Q: What is the projected growth rate of the cefoxitin sodium injection market?

The cefoxitin sodium injection market is projected to grow at a CAGR of 11.5% from 2024 to 2030[5].

Q: Why are plastic containers preferred for packaging cefoxitin?

Plastic containers are preferred due to their cost-effectiveness, ease of use, resistance to leakage, and lightweight nature. They are also chemically inert and resistant to corrosion[2].

Q: How is cefoxitin administered from a DUPLEX® Container?

Cefoxitin from a DUPLEX® Container is administered intravenously over approximately 30 minutes. Other intravenous solutions should be temporarily discontinued during its infusion, and the container should be inspected for leaks and particulate matter before use[1].
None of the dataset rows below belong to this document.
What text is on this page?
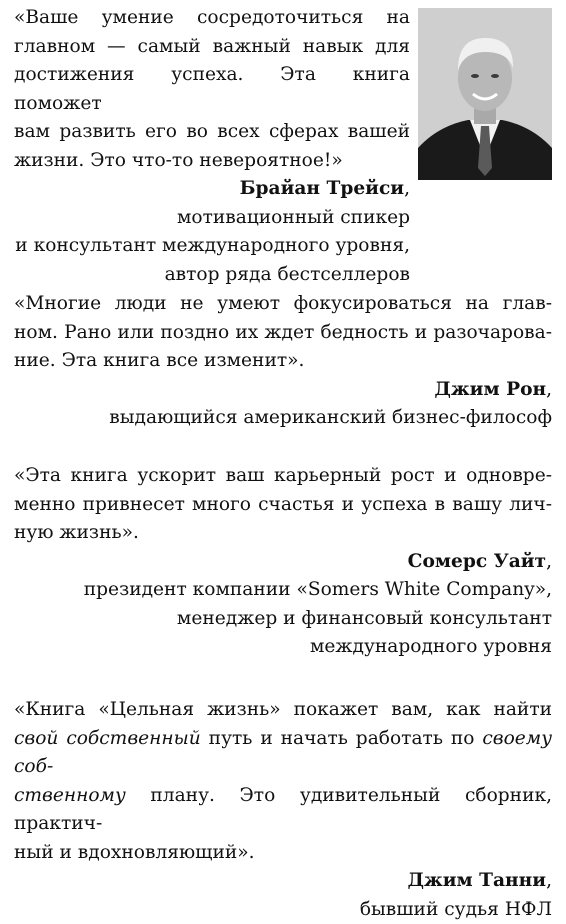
«Ваше умение сосредоточиться на
главном — самый важный навык для
достижения успеха. Эта книга поможет
вам развить его во всех сферах вашей
жизни. Это что-то невероятное!»

Брайан Трейси,
мотивационный спикер
и консультант международного уровня,
автор ряда бестселлеров

«Многие люди не умеют фокусироваться на глав-
ном. Рано или поздно их ждет бедность и разочарова-
ние. Эта книга все изменит».

Джим Рон,
выдающийся американский бизнес-философ

«Эта книга ускорит ваш карьерный рост и одновре-
менно привнесет много счастья и успеха в вашу лич-
ную жизнь».

Сомерс Уайт,
президент компании «Somers White Company»,
менеджер и финансовый консультант
международного уровня

«Книга «Цельная жизнь» покажет вам, как найти
свой собственный путь и начать работать по своему соб-
ственному плану. Это удивительный сборник, практич-
ный и вдохновляющий».

Джим Танни,
бывший судья НФЛ
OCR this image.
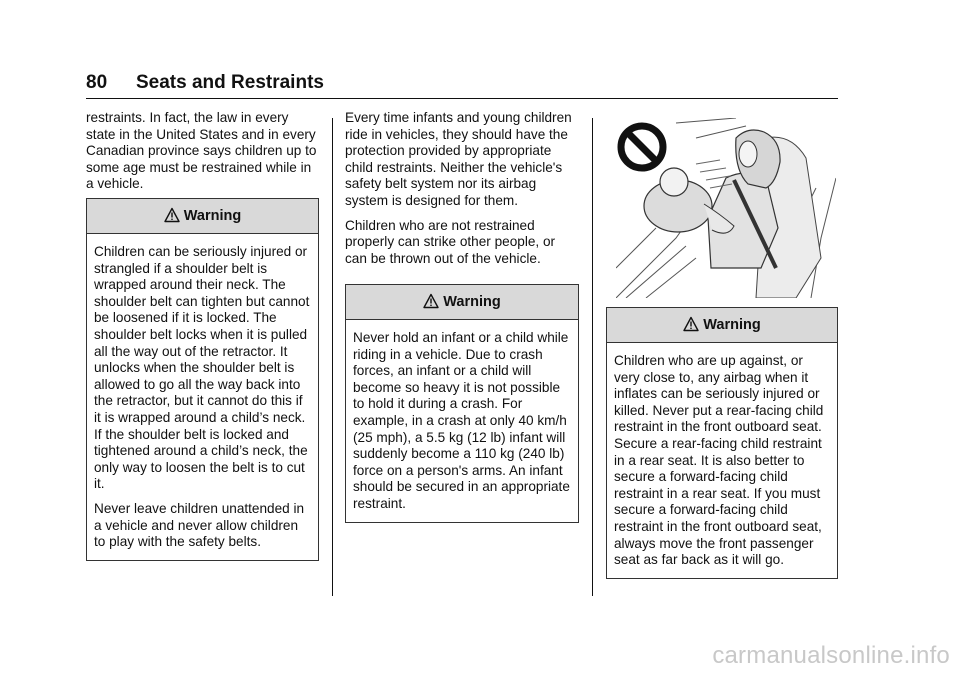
80 Seats and Restraints

restraints. In fact, the law in every state in the United States and in every Canadian province says children up to some age must be restrained while in a vehicle.

Warning

Children can be seriously injured or strangled if a shoulder belt is wrapped around their neck. The shoulder belt can tighten but cannot be loosened if it is locked. The shoulder belt locks when it is pulled all the way out of the retractor. It unlocks when the shoulder belt is allowed to go all the way back into the retractor, but it cannot do this if it is wrapped around a child’s neck. If the shoulder belt is locked and tightened around a child’s neck, the only way to loosen the belt is to cut it.

Never leave children unattended in a vehicle and never allow children to play with the safety belts.

Every time infants and young children ride in vehicles, they should have the protection provided by appropriate child restraints. Neither the vehicle's safety belt system nor its airbag system is designed for them.

Children who are not restrained properly can strike other people, or can be thrown out of the vehicle.

Warning

Never hold an infant or a child while riding in a vehicle. Due to crash forces, an infant or a child will become so heavy it is not possible to hold it during a crash. For example, in a crash at only 40 km/h (25 mph), a 5.5 kg (12 lb) infant will suddenly become a 110 kg (240 lb) force on a person's arms. An infant should be secured in an appropriate restraint.

Warning

Children who are up against, or very close to, any airbag when it inflates can be seriously injured or killed. Never put a rear-facing child restraint in the front outboard seat. Secure a rear-facing child restraint in a rear seat. It is also better to secure a forward-facing child restraint in a rear seat. If you must secure a forward-facing child restraint in the front outboard seat, always move the front passenger seat as far back as it will go.

carmanualsonline.info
Q: What is the role of cefoxitin in detecting methicillin resistance?

Cefoxitin is used as a surrogate marker for detecting methicillin resistance in Staphylococcus aureus. It is highly accurate in distinguishing methicillin-resistant strains from susceptible ones using disc diffusion and agar dilution methods[4].

Q: Which regions are driving the growth of the cefoxitin sodium injection market?

The market is driven by regions such as North America, Europe, and Asia Pacific, with Asia Pacific being a significant contributor due to its large population and growing healthcare needs[5].

Sources

Drugs.com: Cefoxitin and Dextrose Injection: Package Insert / Prescribing Info.
Fortune Business Insights: Plastic Containers Market Size, Share | Growth Report [2032].
Grand View Research: U.S. Clinical Trials Supply And Logistics Market | Industry Report, 2030.
Oxford Academic: Cefoxitin resistance as a surrogate marker for the detection of methicillin resistance.
Verified Market Reports: Cefoxitin Sodium Injection Market Size, Share, Growth | Global.